Para Fabrício Carra, a DeepSeek inovou ao repensar o processo tradicional de treinamento de modelos de linguagem. O especialista explica que o método convencional envolve três etapas principais:

  1. Pré-treinamento: no qual o modelo aprende a completar textos, mecanismo similar às buscas por assuntos e temas pesquisados em plataformas de busca como o Google;
  2. Fine-tuning supervisionado: etapa que refina o modelo para seguir instruções;
  3. Aprendizado por reforço: fase em que o modelo é recompensado a cada vez em que entrega respostas corretas e estruturadas.

“A sacada do DeepSeek foi eliminar a etapa de fine-tuning supervisionado no treinamento do R1. Eles começaram com o pré-treinamento e, em seguida, partiram diretamente para o aprendizado por reforço”, detalha Carrara. “Ao pular o fine-tuning supervisionado, a DeepSeek permitiu que o próprio modelo aprendesse a responder corretamente, por meio de um sistema de recompensas e diretrizes”, complementa.

Para isso, o DeepSeek forneceu ao modelo diversos exemplos de perguntas e respostas, e o instruiu a gerar variações. “Eles deram cerca de 5 mil exemplos e pediram para o modelo gerar mais 600 mil. Esses dados gerados foram utilizados no treinamento final, resultando no modelo R1 que conhecemos hoje”.

Carraro explica que a abordagem inovadora não só acelerou o processo de treinamento, como também reduziu significativamente os custos com resultados impressionantes.

“O DeepSeek R1 alcançou um nível de desempenho comparável ao dos modelos da OpenAI, mas com um custo drasticamente menor”.

Estima-se que os gastos para o treinamento do modelo DeepSeek-R1 foram de cerca de US$ 6 milhões – valor considerado baixo se comparado aos US$ 100 milhões estimados para treinar o ChatGPT-4.

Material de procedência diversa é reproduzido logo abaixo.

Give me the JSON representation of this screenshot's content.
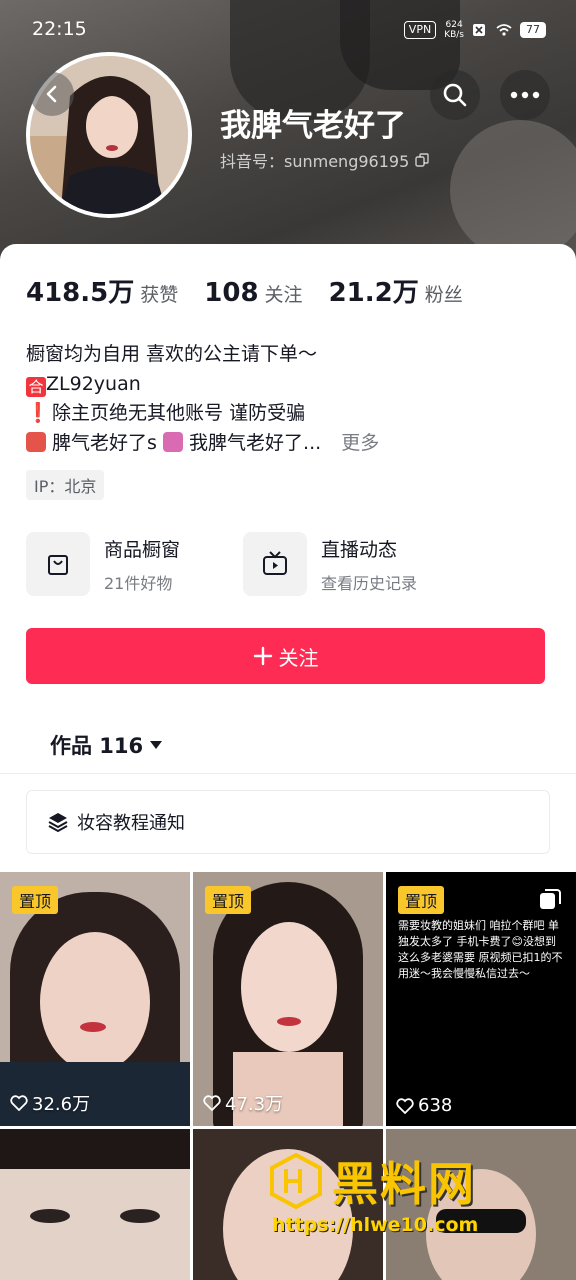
{
  "status_bar": {
    "time": "22:15",
    "vpn": "VPN",
    "speed_value": "624",
    "speed_unit": "KB/s",
    "battery": "77"
  },
  "profile": {
    "name": "我脾气老好了",
    "douyin_id": "抖音号：sunmeng96195"
  },
  "stats": [
    {
      "value": "418.5万",
      "label": "获赞"
    },
    {
      "value": "108",
      "label": "关注"
    },
    {
      "value": "21.2万",
      "label": "粉丝"
    }
  ],
  "bio": {
    "line1": "橱窗均为自用 喜欢的公主请下单～",
    "line2_tag": "合",
    "line2": "ZL92yuan",
    "line3_mark": "❗",
    "line3": "除主页绝无其他账号 谨防受骗",
    "line4_a": "脾气老好了s",
    "line4_b": "我脾气老好了...",
    "more": "更多"
  },
  "ip": "IP：北京",
  "features": [
    {
      "title": "商品橱窗",
      "sub": "21件好物",
      "icon": "shopping-bag-icon"
    },
    {
      "title": "直播动态",
      "sub": "查看历史记录",
      "icon": "tv-icon"
    }
  ],
  "follow_button": "关注",
  "works_tab": "作品 116",
  "collection": "妆容教程通知",
  "videos": [
    {
      "pinned": "置顶",
      "likes": "32.6万"
    },
    {
      "pinned": "置顶",
      "likes": "47.3万"
    },
    {
      "pinned": "置顶",
      "likes": "638",
      "caption": "需要妆教的姐妹们 咱拉个群吧 单独发太多了 手机卡费了😊没想到这么多老婆需要 原视频已扣1的不用迷～我会慢慢私信过去～"
    }
  ],
  "watermark": {
    "title": "黑料网",
    "url": "https://hlwe10.com"
  },
  "colors": {
    "accent": "#fe2c55",
    "pin": "#f9c62b"
  }
}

Segundo Carrara, o custo da API da OpenAI é 27 vezes maior para dar a mesma resposta que o R1.

E o que o Brasil tem a aprender com tudo isso?

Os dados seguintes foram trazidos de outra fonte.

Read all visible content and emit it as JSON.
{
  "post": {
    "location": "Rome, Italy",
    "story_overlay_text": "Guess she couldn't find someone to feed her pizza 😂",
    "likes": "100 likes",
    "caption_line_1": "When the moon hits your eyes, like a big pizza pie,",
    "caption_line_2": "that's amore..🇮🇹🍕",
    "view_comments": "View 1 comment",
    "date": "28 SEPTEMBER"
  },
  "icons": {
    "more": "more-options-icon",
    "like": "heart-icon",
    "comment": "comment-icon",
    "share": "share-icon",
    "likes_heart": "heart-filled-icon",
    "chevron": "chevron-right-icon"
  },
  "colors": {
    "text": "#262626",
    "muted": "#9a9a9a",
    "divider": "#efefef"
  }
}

DeepSeek demonstrou que é possível obter resultados de ponta em IA com menos recursos, desde que haja inovação e investimento em pesquisa. “A estratégia chinesa já está sendo replicada por outros players do mercado, comprovando a sua eficácia”, lembra Carrara.

Na avaliação do especialista, o país tem potencial para trilhar um caminho semelhante ao da China, mas seria necessário aporte, “algo que não falta no país do Ocidente”.

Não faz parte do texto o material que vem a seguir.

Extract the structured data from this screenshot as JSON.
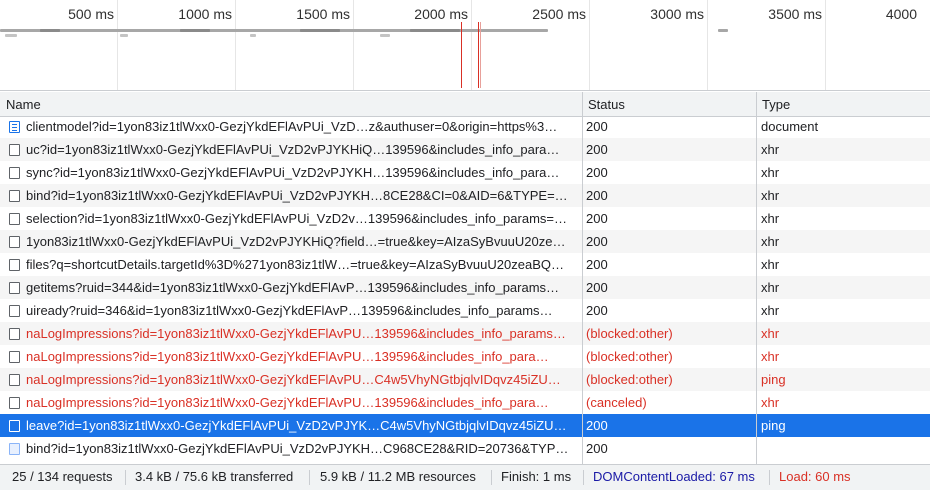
{
  "overview": {
    "ticks": [
      "500 ms",
      "1000 ms",
      "1500 ms",
      "2000 ms",
      "2500 ms",
      "3000 ms",
      "3500 ms",
      "4000"
    ]
  },
  "columns": {
    "name": "Name",
    "status": "Status",
    "type": "Type"
  },
  "rows": [
    {
      "icon": "document-icon",
      "name": "clientmodel?id=1yon83iz1tlWxx0-GezjYkdEFlAvPUi_VzD…z&authuser=0&origin=https%3…",
      "status": "200",
      "type": "document",
      "state": "normal"
    },
    {
      "icon": "request-icon",
      "name": "uc?id=1yon83iz1tlWxx0-GezjYkdEFlAvPUi_VzD2vPJYKHiQ…139596&includes_info_para…",
      "status": "200",
      "type": "xhr",
      "state": "normal"
    },
    {
      "icon": "request-icon",
      "name": "sync?id=1yon83iz1tlWxx0-GezjYkdEFlAvPUi_VzD2vPJYKH…139596&includes_info_para…",
      "status": "200",
      "type": "xhr",
      "state": "normal"
    },
    {
      "icon": "request-icon",
      "name": "bind?id=1yon83iz1tlWxx0-GezjYkdEFlAvPUi_VzD2vPJYKH…8CE28&CI=0&AID=6&TYPE=…",
      "status": "200",
      "type": "xhr",
      "state": "normal"
    },
    {
      "icon": "request-icon",
      "name": "selection?id=1yon83iz1tlWxx0-GezjYkdEFlAvPUi_VzD2v…139596&includes_info_params=…",
      "status": "200",
      "type": "xhr",
      "state": "normal"
    },
    {
      "icon": "request-icon",
      "name": "1yon83iz1tlWxx0-GezjYkdEFlAvPUi_VzD2vPJYKHiQ?field…=true&key=AIzaSyBvuuU20ze…",
      "status": "200",
      "type": "xhr",
      "state": "normal"
    },
    {
      "icon": "request-icon",
      "name": "files?q=shortcutDetails.targetId%3D%271yon83iz1tlW…=true&key=AIzaSyBvuuU20zeaBQ…",
      "status": "200",
      "type": "xhr",
      "state": "normal"
    },
    {
      "icon": "request-icon",
      "name": "getitems?ruid=344&id=1yon83iz1tlWxx0-GezjYkdEFlAvP…139596&includes_info_params…",
      "status": "200",
      "type": "xhr",
      "state": "normal"
    },
    {
      "icon": "request-icon",
      "name": "uiready?ruid=346&id=1yon83iz1tlWxx0-GezjYkdEFlAvP…139596&includes_info_params…",
      "status": "200",
      "type": "xhr",
      "state": "normal"
    },
    {
      "icon": "request-icon",
      "name": "naLogImpressions?id=1yon83iz1tlWxx0-GezjYkdEFlAvPU…139596&includes_info_params…",
      "status": "(blocked:other)",
      "type": "xhr",
      "state": "error"
    },
    {
      "icon": "request-icon",
      "name": "naLogImpressions?id=1yon83iz1tlWxx0-GezjYkdEFlAvPU…139596&includes_info_para…",
      "status": "(blocked:other)",
      "type": "xhr",
      "state": "error"
    },
    {
      "icon": "request-icon",
      "name": "naLogImpressions?id=1yon83iz1tlWxx0-GezjYkdEFlAvPU…C4w5VhyNGtbjqlvIDqvz45iZU…",
      "status": "(blocked:other)",
      "type": "ping",
      "state": "error"
    },
    {
      "icon": "request-icon",
      "name": "naLogImpressions?id=1yon83iz1tlWxx0-GezjYkdEFlAvPU…139596&includes_info_para…",
      "status": "(canceled)",
      "type": "xhr",
      "state": "error"
    },
    {
      "icon": "request-icon",
      "name": "leave?id=1yon83iz1tlWxx0-GezjYkdEFlAvPUi_VzD2vPJYK…C4w5VhyNGtbjqlvIDqvz45iZU…",
      "status": "200",
      "type": "ping",
      "state": "selected"
    },
    {
      "icon": "image-icon",
      "name": "bind?id=1yon83iz1tlWxx0-GezjYkdEFlAvPUi_VzD2vPJYKH…C968CE28&RID=20736&TYP…",
      "status": "200",
      "type": "",
      "state": "normal"
    }
  ],
  "statusbar": {
    "requests": "25 / 134 requests",
    "transferred": "3.4 kB / 75.6 kB transferred",
    "resources": "5.9 kB / 11.2 MB resources",
    "finish": "Finish: 1 ms",
    "domcontentloaded": "DOMContentLoaded: 67 ms",
    "load": "Load: 60 ms"
  },
  "colors": {
    "selected_row": "#1a73e8",
    "error_text": "#d93025",
    "dom_content_loaded": "#1a1aa6",
    "load": "#d93025"
  }
}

Com o aporte financeiro adequado e uma estratégia bem definida, ele avalia que nosso país poderá aproveitar seu potencial criativo e construir uma indústria de IA forte e competitiva, capaz de gerar valor para a economia e a sociedade.

“Com investimentos públicos ou privados, ou públicos mais privados, no cenário mais ideal, teríamos condições de fazer algo nesse sentido, ou até melhor, porque o aporte financeiro é fundamental para garantir o acesso necessário a hardwares como as GPUs de alta performance”, finaliza.